Svecia (branded SVECIA) is a Swedish Screen printing brand. It originated over 60 years ago, when a Swedish screen printer asked Mr. Åke Svantesson of "Svantesson & Co" to repair a Scottish 'McCormick' screen printing machine he had bought before World War Two. Mr. Svantesson, an engineer who specialized in making precision components for the aircraft and reactor industries, did such a good job that he was asked to design and construct a new mechanized screen printer.

Svantesson produced an innovative machine with a moving table – the principle behind the now well-known and patented Sveciamatic. It was an immediate success. Large-scale production began in order to meet the growing demand, and Svecia Silkscreen Maskiner AB was later founded.

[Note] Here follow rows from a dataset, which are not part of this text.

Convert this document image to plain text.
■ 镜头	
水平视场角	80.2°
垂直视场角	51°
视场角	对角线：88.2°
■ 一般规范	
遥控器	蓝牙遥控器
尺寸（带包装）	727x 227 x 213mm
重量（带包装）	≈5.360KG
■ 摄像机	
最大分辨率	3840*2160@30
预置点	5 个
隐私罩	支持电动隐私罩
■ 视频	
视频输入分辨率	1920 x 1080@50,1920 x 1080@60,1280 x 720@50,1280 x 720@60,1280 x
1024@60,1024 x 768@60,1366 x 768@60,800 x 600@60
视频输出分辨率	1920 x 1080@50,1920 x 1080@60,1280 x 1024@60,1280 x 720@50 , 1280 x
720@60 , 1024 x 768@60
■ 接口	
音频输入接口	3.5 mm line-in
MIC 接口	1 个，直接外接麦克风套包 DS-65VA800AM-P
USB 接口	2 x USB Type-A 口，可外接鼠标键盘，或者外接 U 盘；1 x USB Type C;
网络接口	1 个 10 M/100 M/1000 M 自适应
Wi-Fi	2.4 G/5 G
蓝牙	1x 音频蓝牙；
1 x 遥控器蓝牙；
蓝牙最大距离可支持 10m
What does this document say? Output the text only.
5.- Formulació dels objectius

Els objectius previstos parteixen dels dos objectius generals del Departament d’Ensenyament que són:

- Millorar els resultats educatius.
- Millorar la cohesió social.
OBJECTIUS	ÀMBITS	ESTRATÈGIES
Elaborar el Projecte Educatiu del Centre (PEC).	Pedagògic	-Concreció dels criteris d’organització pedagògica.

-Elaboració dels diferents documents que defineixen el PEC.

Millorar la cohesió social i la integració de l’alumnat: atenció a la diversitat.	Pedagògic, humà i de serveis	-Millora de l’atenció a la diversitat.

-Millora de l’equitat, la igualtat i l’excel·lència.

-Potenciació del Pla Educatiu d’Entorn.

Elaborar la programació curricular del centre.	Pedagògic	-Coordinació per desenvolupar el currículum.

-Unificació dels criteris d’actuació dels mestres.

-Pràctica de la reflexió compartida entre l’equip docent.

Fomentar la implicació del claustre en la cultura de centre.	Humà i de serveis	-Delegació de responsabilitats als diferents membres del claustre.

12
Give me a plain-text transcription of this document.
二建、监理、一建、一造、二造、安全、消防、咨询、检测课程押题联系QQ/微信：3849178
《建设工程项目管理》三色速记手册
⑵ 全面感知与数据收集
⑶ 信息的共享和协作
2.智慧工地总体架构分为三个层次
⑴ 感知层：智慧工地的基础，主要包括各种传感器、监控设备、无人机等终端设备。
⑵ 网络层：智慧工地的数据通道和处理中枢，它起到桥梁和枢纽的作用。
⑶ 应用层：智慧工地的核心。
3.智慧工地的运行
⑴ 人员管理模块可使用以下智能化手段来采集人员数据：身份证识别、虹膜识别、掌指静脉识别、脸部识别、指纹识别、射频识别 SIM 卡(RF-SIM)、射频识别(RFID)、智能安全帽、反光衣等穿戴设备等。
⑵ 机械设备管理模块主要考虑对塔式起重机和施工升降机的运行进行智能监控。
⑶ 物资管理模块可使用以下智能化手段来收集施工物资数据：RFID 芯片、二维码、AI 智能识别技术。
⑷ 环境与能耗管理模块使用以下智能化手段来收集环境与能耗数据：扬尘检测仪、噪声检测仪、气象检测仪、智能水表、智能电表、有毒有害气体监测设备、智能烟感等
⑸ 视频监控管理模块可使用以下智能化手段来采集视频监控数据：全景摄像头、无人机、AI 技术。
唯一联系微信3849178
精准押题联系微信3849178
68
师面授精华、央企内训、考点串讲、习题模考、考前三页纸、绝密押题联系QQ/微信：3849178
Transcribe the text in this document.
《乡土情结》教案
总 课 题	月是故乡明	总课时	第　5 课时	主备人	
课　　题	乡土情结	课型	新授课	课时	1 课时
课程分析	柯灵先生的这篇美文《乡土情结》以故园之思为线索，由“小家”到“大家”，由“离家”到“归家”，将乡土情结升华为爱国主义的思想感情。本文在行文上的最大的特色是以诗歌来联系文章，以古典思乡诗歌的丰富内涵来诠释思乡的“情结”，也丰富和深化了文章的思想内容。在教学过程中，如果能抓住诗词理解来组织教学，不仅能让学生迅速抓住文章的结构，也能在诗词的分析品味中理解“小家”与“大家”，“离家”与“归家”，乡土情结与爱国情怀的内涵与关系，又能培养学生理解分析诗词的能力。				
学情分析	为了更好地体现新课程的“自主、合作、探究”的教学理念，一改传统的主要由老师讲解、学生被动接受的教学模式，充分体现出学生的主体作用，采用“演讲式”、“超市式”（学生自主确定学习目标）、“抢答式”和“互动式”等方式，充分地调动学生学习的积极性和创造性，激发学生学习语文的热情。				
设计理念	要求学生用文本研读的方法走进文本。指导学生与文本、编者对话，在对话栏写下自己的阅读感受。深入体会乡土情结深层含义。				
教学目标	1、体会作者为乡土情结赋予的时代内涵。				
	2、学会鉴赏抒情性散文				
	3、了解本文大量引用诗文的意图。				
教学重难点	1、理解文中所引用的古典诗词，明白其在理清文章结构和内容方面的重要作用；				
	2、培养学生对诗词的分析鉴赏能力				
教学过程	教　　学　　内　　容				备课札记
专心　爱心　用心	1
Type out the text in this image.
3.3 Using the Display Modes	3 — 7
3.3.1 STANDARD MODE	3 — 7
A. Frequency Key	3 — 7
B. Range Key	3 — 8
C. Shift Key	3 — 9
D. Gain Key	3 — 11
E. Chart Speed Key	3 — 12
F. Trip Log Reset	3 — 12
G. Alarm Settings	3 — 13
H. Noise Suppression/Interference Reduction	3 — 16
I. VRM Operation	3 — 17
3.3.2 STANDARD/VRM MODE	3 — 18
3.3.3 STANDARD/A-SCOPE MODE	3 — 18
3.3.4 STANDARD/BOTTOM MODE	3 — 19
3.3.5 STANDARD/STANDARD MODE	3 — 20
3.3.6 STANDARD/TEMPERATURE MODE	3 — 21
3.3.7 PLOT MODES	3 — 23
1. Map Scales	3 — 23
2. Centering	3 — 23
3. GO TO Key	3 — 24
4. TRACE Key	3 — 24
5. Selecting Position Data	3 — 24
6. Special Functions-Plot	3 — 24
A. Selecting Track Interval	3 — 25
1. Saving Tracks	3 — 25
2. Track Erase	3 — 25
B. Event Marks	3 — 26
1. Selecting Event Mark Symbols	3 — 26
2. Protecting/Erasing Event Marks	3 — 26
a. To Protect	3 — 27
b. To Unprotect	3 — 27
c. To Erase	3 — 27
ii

Today, over 5,000 Sveciamatic machines are still in use, and what became Svecia AB has installed over 16,000 screen printers worldwide.

History 

 1948: Svantesson & Co. founded in Stockholm, Sweden- precision manufacture for the aircraft and reactor industries - repair and design improvements of screen printing machines
 1950: Launch of innovative 4-post machine with sliding table – the Sveciamatic – raises screen printing reliability to new levels
 1962: Svecia Silkscreen Maskiner AB founded
 1970: Worldwide launch of the SAM 4-gripper machine signals a new era in quality multi-color screen printing
 1974: New development and manufacturing plant opens in Norsborg, Stockholm
 1982: Innovative, top performing shuttle gripper machine – the Printmaster – launched
 1986: Plant expansion
 1995: Launch of SAMX multi-color concept pioneers energy-saving UV-flash curing
 1998: Traction AB, a strong Swedish industrial group, becomes sole owner of Svecia AB
 2009: Svecia stops production of screen printing machines and is reorganized

At its height, SVECIA owned manufacturing and/or activities in several countries including Sweden, United States, Germany, France, Italy, and Hong Kong.  For many years earlier, SVECIA had been the leading developer of screen printing technology and the world's leading screen printing brand in graphical printing. The machines have been used for printing posters, packing material, glass, technical applications, and many more applications.

SVECIA got into problems when patents for the unique design expired, and also after developing 4 and 5 colour machines but meeting a completion from manufacturers who got subsidiaries. 
Today the name SVECIA for the purpose of screen printing is owned by the owner of the SVECIA UK company. The old main company is a sleeping company and its service and spare part company has had a management buyout, now giving service to machines worldwide.